A new report from infrastructure monitoring startup Logz.io Inc. finds that production issues for DevOps teams are taking longer to solve despite advancements in observability.
The finding comes from the company’s fifth annual DevOps Pulse 2022 Report, which analyzed key trends, points of interest and challenges experienced through a survey of more than 1,000 engineers.
Respondents to the survey consistently reported increasing complexity across their cloud environments. The complexity was driven by expanding microservices architecture and the proliferation and complexity of observability tools themselves. The result means that DevOps teams, which combine application developers and information technology operations staff, struggle to maintain clear visibility, quickly resolve production issues and manage related monitoring costs.
Despite the advancement and maturity of observability systems, 64% of respondents reported an average mean time to report of over an hour, compared with 47% who reported a similar time in 2021. Some 36% said that they were able to resolve production issues within an hour on average, compared with 53% last year.

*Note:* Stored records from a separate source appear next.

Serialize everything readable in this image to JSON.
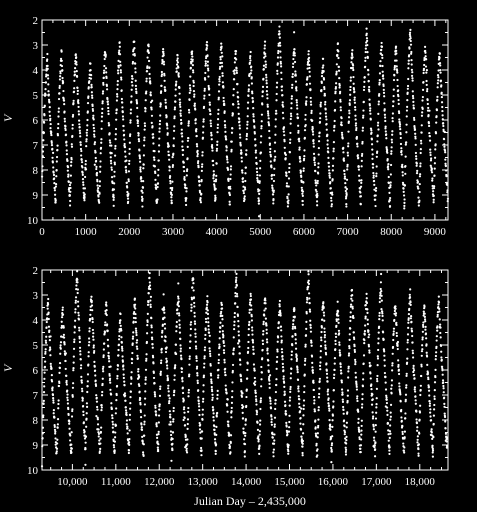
{
  "chart_data": [
    {
      "type": "scatter",
      "title": "",
      "ylabel": "V",
      "xlabel": "",
      "xlim": [
        0,
        9300
      ],
      "ylim": [
        10,
        2
      ],
      "y_inverted": true,
      "xticks": [
        0,
        1000,
        2000,
        3000,
        4000,
        5000,
        6000,
        7000,
        8000,
        9000
      ],
      "xtick_labels": [
        "0",
        "1000",
        "2000",
        "3000",
        "4000",
        "5000",
        "6000",
        "7000",
        "8000",
        "9000"
      ],
      "yticks": [
        2,
        3,
        4,
        5,
        6,
        7,
        8,
        9,
        10
      ],
      "ytick_labels": [
        "2",
        "3",
        "4",
        "5",
        "6",
        "7",
        "8",
        "9",
        "10"
      ],
      "color": "#ffffff",
      "series": [
        {
          "period_days": 332,
          "maxima": [
            {
              "x": 120,
              "y": 3.6
            },
            {
              "x": 450,
              "y": 3.3
            },
            {
              "x": 780,
              "y": 3.4
            },
            {
              "x": 1110,
              "y": 3.7
            },
            {
              "x": 1450,
              "y": 3.2
            },
            {
              "x": 1780,
              "y": 3.0
            },
            {
              "x": 2110,
              "y": 2.8
            },
            {
              "x": 2440,
              "y": 3.0
            },
            {
              "x": 2780,
              "y": 3.2
            },
            {
              "x": 3110,
              "y": 3.4
            },
            {
              "x": 3440,
              "y": 3.1
            },
            {
              "x": 3780,
              "y": 2.9
            },
            {
              "x": 4110,
              "y": 3.0
            },
            {
              "x": 4440,
              "y": 3.2
            },
            {
              "x": 4780,
              "y": 3.4
            },
            {
              "x": 5110,
              "y": 3.0
            },
            {
              "x": 5440,
              "y": 2.3
            },
            {
              "x": 5780,
              "y": 3.0
            },
            {
              "x": 6110,
              "y": 3.3
            },
            {
              "x": 6440,
              "y": 3.6
            },
            {
              "x": 6780,
              "y": 3.0
            },
            {
              "x": 7110,
              "y": 3.2
            },
            {
              "x": 7440,
              "y": 2.5
            },
            {
              "x": 7780,
              "y": 2.9
            },
            {
              "x": 8110,
              "y": 3.0
            },
            {
              "x": 8440,
              "y": 2.4
            },
            {
              "x": 8780,
              "y": 3.1
            },
            {
              "x": 9110,
              "y": 3.3
            }
          ],
          "minima_v": 9.3
        }
      ]
    },
    {
      "type": "scatter",
      "title": "",
      "ylabel": "V",
      "xlabel": "Julian Day – 2,435,000",
      "xlim": [
        9300,
        18650
      ],
      "ylim": [
        10,
        2
      ],
      "y_inverted": true,
      "xticks": [
        10000,
        11000,
        12000,
        13000,
        14000,
        15000,
        16000,
        17000,
        18000
      ],
      "xtick_labels": [
        "10,000",
        "11,000",
        "12,000",
        "13,000",
        "14,000",
        "15,000",
        "16,000",
        "17,000",
        "18,000"
      ],
      "yticks": [
        2,
        3,
        4,
        5,
        6,
        7,
        8,
        9,
        10
      ],
      "ytick_labels": [
        "2",
        "3",
        "4",
        "5",
        "6",
        "7",
        "8",
        "9",
        "10"
      ],
      "color": "#ffffff",
      "series": [
        {
          "period_days": 332,
          "maxima": [
            {
              "x": 9440,
              "y": 3.3
            },
            {
              "x": 9780,
              "y": 3.6
            },
            {
              "x": 10110,
              "y": 2.2
            },
            {
              "x": 10440,
              "y": 3.0
            },
            {
              "x": 10780,
              "y": 3.4
            },
            {
              "x": 11110,
              "y": 3.9
            },
            {
              "x": 11440,
              "y": 3.2
            },
            {
              "x": 11780,
              "y": 2.2
            },
            {
              "x": 12110,
              "y": 3.4
            },
            {
              "x": 12440,
              "y": 3.0
            },
            {
              "x": 12780,
              "y": 2.2
            },
            {
              "x": 13110,
              "y": 3.1
            },
            {
              "x": 13440,
              "y": 3.3
            },
            {
              "x": 13780,
              "y": 2.3
            },
            {
              "x": 14110,
              "y": 2.9
            },
            {
              "x": 14440,
              "y": 3.1
            },
            {
              "x": 14780,
              "y": 3.3
            },
            {
              "x": 15110,
              "y": 3.5
            },
            {
              "x": 15440,
              "y": 2.1
            },
            {
              "x": 15780,
              "y": 3.2
            },
            {
              "x": 16110,
              "y": 3.4
            },
            {
              "x": 16440,
              "y": 2.8
            },
            {
              "x": 16780,
              "y": 3.0
            },
            {
              "x": 17110,
              "y": 2.5
            },
            {
              "x": 17440,
              "y": 3.3
            },
            {
              "x": 17780,
              "y": 2.9
            },
            {
              "x": 18110,
              "y": 3.4
            },
            {
              "x": 18440,
              "y": 3.1
            }
          ],
          "minima_v": 9.3
        }
      ]
    }
  ]
}
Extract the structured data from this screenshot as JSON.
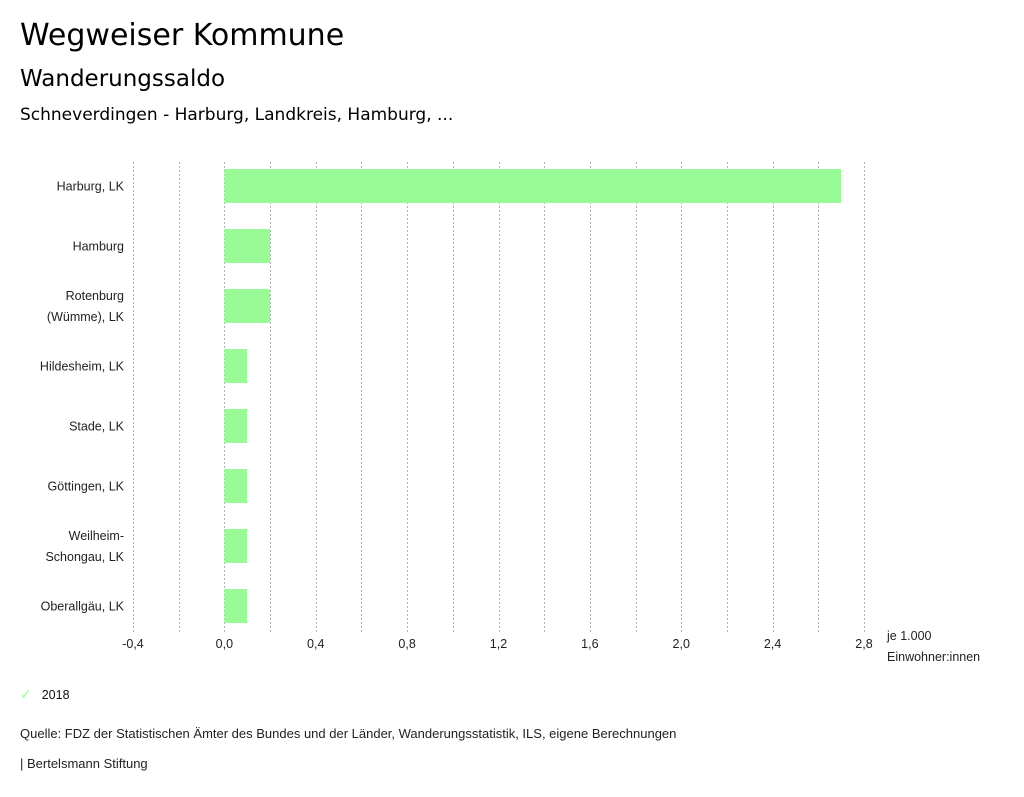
{
  "header": {
    "title": "Wegweiser Kommune",
    "subtitle": "Wanderungssaldo",
    "region": "Schneverdingen - Harburg, Landkreis, Hamburg, ..."
  },
  "chart_data": {
    "type": "bar",
    "orientation": "horizontal",
    "categories": [
      [
        "Harburg, LK"
      ],
      [
        "Hamburg"
      ],
      [
        "Rotenburg",
        "(Wümme), LK"
      ],
      [
        "Hildesheim, LK"
      ],
      [
        "Stade, LK"
      ],
      [
        "Göttingen, LK"
      ],
      [
        "Weilheim-",
        "Schongau, LK"
      ],
      [
        "Oberallgäu, LK"
      ]
    ],
    "series": [
      {
        "name": "2018",
        "values": [
          2.7,
          0.2,
          0.2,
          0.1,
          0.1,
          0.1,
          0.1,
          0.1
        ],
        "color": "#98fb98"
      }
    ],
    "xlim": [
      -0.4,
      2.8
    ],
    "xticks": [
      -0.4,
      0.0,
      0.4,
      0.8,
      1.2,
      1.6,
      2.0,
      2.4,
      2.8
    ],
    "xtick_labels": [
      "-0,4",
      "0,0",
      "0,4",
      "0,8",
      "1,2",
      "1,6",
      "2,0",
      "2,4",
      "2,8"
    ],
    "minor_grid_step": 0.2,
    "grid": true,
    "xlabel": [
      "je 1.000",
      "Einwohner:innen"
    ],
    "legend_position": "bottom-left"
  },
  "legend": {
    "label": "2018",
    "icon": "check-icon"
  },
  "footer": {
    "source": "Quelle: FDZ der Statistischen Ämter des Bundes und der Länder, Wanderungsstatistik, ILS, eigene Berechnungen",
    "credit": "| Bertelsmann Stiftung"
  }
}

The report claims the trend is being driven by factors ranging from growing cloud data volumes and systems complexity to issues of observability tool sprawl, as well as the need for greater expertise among DevOps teams.

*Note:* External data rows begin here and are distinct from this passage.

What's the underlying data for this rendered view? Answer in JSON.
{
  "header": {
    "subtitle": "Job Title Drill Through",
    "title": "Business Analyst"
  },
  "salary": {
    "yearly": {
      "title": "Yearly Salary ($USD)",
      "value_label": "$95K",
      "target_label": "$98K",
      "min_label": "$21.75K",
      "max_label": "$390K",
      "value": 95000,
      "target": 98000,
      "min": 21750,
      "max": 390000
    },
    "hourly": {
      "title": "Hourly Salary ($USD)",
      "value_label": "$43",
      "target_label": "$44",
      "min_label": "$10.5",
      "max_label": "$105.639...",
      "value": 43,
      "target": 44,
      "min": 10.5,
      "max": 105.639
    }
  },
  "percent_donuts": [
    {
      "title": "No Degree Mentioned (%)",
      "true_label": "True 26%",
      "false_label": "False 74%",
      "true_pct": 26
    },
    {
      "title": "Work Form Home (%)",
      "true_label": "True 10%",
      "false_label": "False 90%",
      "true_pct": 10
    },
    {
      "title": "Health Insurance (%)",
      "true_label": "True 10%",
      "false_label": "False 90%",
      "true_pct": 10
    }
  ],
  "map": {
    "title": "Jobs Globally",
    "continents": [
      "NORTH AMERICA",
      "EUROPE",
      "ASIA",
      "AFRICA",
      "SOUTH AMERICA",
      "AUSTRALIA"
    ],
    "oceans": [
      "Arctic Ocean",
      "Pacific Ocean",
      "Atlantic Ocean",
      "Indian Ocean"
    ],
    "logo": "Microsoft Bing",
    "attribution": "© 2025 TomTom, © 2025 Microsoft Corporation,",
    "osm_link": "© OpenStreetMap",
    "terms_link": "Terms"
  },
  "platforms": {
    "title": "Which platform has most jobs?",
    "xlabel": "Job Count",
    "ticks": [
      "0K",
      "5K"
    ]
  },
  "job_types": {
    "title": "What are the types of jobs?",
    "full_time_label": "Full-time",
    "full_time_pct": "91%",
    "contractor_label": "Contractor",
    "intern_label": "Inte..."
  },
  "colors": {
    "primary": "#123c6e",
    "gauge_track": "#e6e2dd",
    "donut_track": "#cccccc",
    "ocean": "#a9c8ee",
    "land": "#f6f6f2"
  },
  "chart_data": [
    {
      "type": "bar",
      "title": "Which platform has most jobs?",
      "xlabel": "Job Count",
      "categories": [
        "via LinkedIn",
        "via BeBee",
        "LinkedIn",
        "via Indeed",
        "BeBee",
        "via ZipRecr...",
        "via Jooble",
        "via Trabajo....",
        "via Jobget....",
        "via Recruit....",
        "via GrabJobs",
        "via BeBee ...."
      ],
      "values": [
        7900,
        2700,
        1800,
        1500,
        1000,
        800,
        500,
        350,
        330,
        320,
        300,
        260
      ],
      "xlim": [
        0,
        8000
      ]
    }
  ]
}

Observability costs and data volumes were found to be growing concerns, with 27% of respondents ranking total cost of ownership and the large volumes of data being ingested into the tools among their main challenges in maintaining effective observability. More than three-quarters of respondents rated their efforts over three on a scale of one to five when asked to indicate how extensive and mature their observability strategy has become.
Cost alone was not the only issue with observability tool sprawl also identified as a problem. Ab0ut 22% of those surveyed indicated their organization uses five or more observability tools, compared with 11% last year.
Open-source capabilities are widely used by 90% of respondents. Open source is the most common way to deploy observability. Shared services models were found to be growing in popularity, with more than 85% of respondents indicating that their organizations operate using a shared services observability model. In such models, a central team is responsible for implementing and maintaining tooling for other stakeholders such as app developers, site reliability engineers and DevOps teams.
Data security has also moved to the forefront of DevOps teams’ priorities, with 33% identifying it as a primary observability challenge. “As practices and implementations expand, organizations are becoming more concerned about the impact of data volumes on production quality and cost,” Tomer Levy, chief executive officer of Logz.io, said in a statement.